Yes, they had GC working with Objective-C but there were so many problems with it that they dropped the GC in favor of ARC years ago. By the time Swift came along, GC with Objective-C was no longer an option.
Chris Lattner was already working on Swift when the decision to drop GC was made. Guess who made the decision? Chris Lattner. If anything, GC was dropped because of Swift, not the other way around.
Generally data lifetime in rust is fully deterministic and the borrow checker can statically determine when data should be deallocated. If for whatever reason you do need reference counted semantics there are options in the stdlib (alloc::rc).
And to elaborate on this, there's a namespace clash: Arc in Rust is _atomic_ reference counting, and Swift is _automatic_ reference counting, which, even more confusingly, is implemented using atomic reference counting in my understanding.

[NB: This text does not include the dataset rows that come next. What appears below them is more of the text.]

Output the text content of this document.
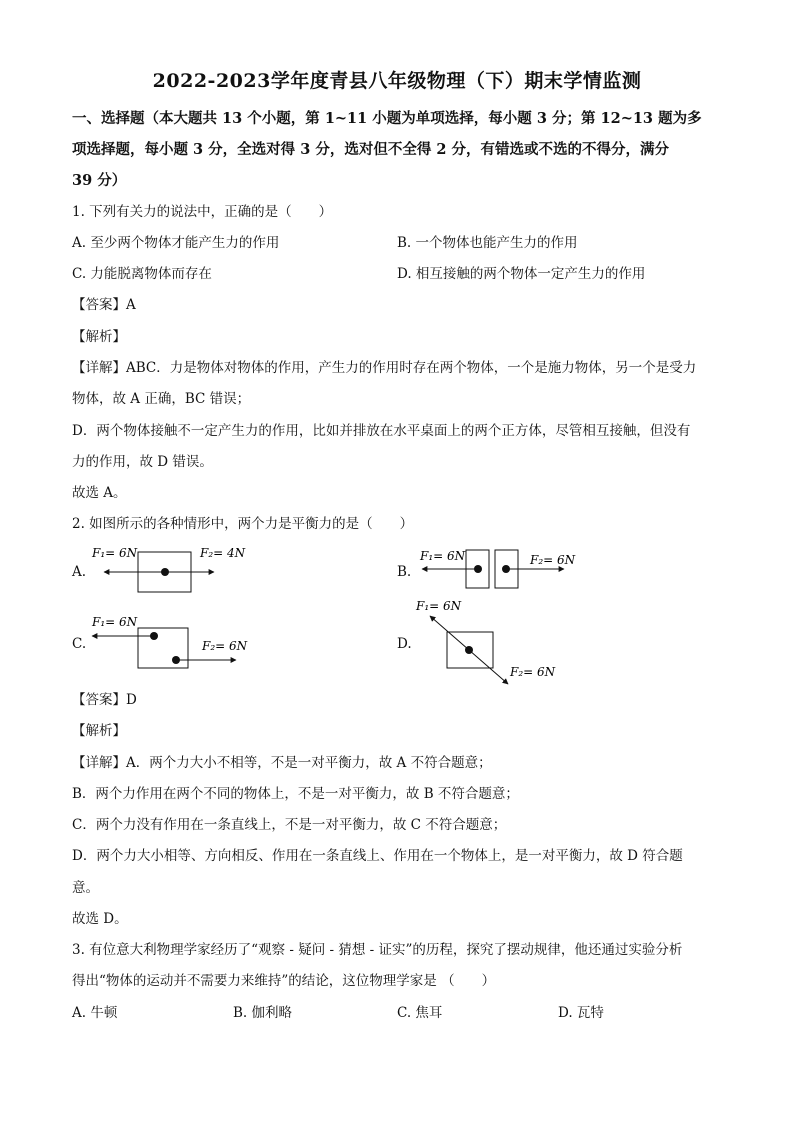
2022-2023学年度青县八年级物理（下）期末学情监测
一、选择题（本大题共 13 个小题，第 1~11 小题为单项选择，每小题 3 分；第 12~13 题为多
项选择题，每小题 3 分，全选对得 3 分，选对但不全得 2 分，有错选或不选的不得分，满分
39 分）
1. 下列有关力的说法中，正确的是（　　）
A. 至少两个物体才能产生力的作用	B. 一个物体也能产生力的作用
C. 力能脱离物体而存在	D. 相互接触的两个物体一定产生力的作用
【答案】A
【解析】
【详解】ABC．力是物体对物体的作用，产生力的作用时存在两个物体，一个是施力物体，另一个是受力
物体，故 A 正确，BC 错误；
D．两个物体接触不一定产生力的作用，比如并排放在水平桌面上的两个正方体，尽管相互接触，但没有
力的作用，故 D 错误。
故选 A。
2. 如图所示的各种情形中，两个力是平衡力的是（　　）
A.
F₁= 6N	F₂= 4N
B.
F₁= 6N	F₂= 6N
C.
F₁= 6N
F₂= 6N	D.
F₁= 6N
F₂= 6N
【答案】D
【解析】
【详解】A．两个力大小不相等，不是一对平衡力，故 A 不符合题意；
B．两个力作用在两个不同的物体上，不是一对平衡力，故 B 不符合题意；
C．两个力没有作用在一条直线上，不是一对平衡力，故 C 不符合题意；
D．两个力大小相等、方向相反、作用在一条直线上、作用在一个物体上，是一对平衡力，故 D 符合题
意。
故选 D。
3. 有位意大利物理学家经历了“观察 - 疑问 - 猜想 - 证实”的历程，探究了摆动规律，他还通过实验分析
得出“物体的运动并不需要力来维持”的结论，这位物理学家是 （　　）
A. 牛顿	B. 伽利略	C. 焦耳	D. 瓦特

Automatic reference counting inserts all of the refcount bumps. In Rust, you have to write the up count yourself, but not the downcount.
But, reference counting isn't used very often, at least in my experience. It's very useful when you have non-scoped threads, though.
As far as I can tell, the impl of Arc and ARC are actually basically identical at the high level, with the only major diff being ARC only keeps 32-bit counts on 64-bit (so they only waste one pointer of space).
Everything else is just where retain/release (clone/drop) calls are made. Rust is insanely good at not frobbing counts because you can safely take internal pointers and move pointers into a function without touching the counts at all. Swift has lots of interesting optimizations to avoid touching the counts, but it's hard to compete with a system that has so much great static information related to liveness of pointers and values.
As a simple example, consider this code (which is conveniently valid Swift and Rust, modulo snake_vsCamel):
let x = make_refcounted_thing();
foo(x);
This code in isolation will always not frob counts for Rust. This code may not frob counts in Swift, depending on what follows `foo`. In particular if foo is in tail position (or at least tail-position-for-the-life-of-x), then we can avoid frobbing, because we know foo's final operations will be to release its function args. foo may in turn punt releasing its function args to anyone it passes them to as a tail call. Note that Swift and Rust both have the usual caveats that "less is a tail call than you think" thanks to side-effecting destructors.
The takeaway is that Rust's default semantics encourage releasing your memory earlier, which in turn means less traffic on the reference counts. Particularly interesting is that in Rust, you can run a function arg's destructor earlier than the end of the function by moving it in to a local variable. In Swift, I do not think this is possible (but I wouldn't be too surprised to be wrong -- Swift has tons of special attributes for these little things).
As an aside, I like that Apple is betting the farm on ARC. I wish I could have been a fly on the wall when they were discussing ARC versus GC.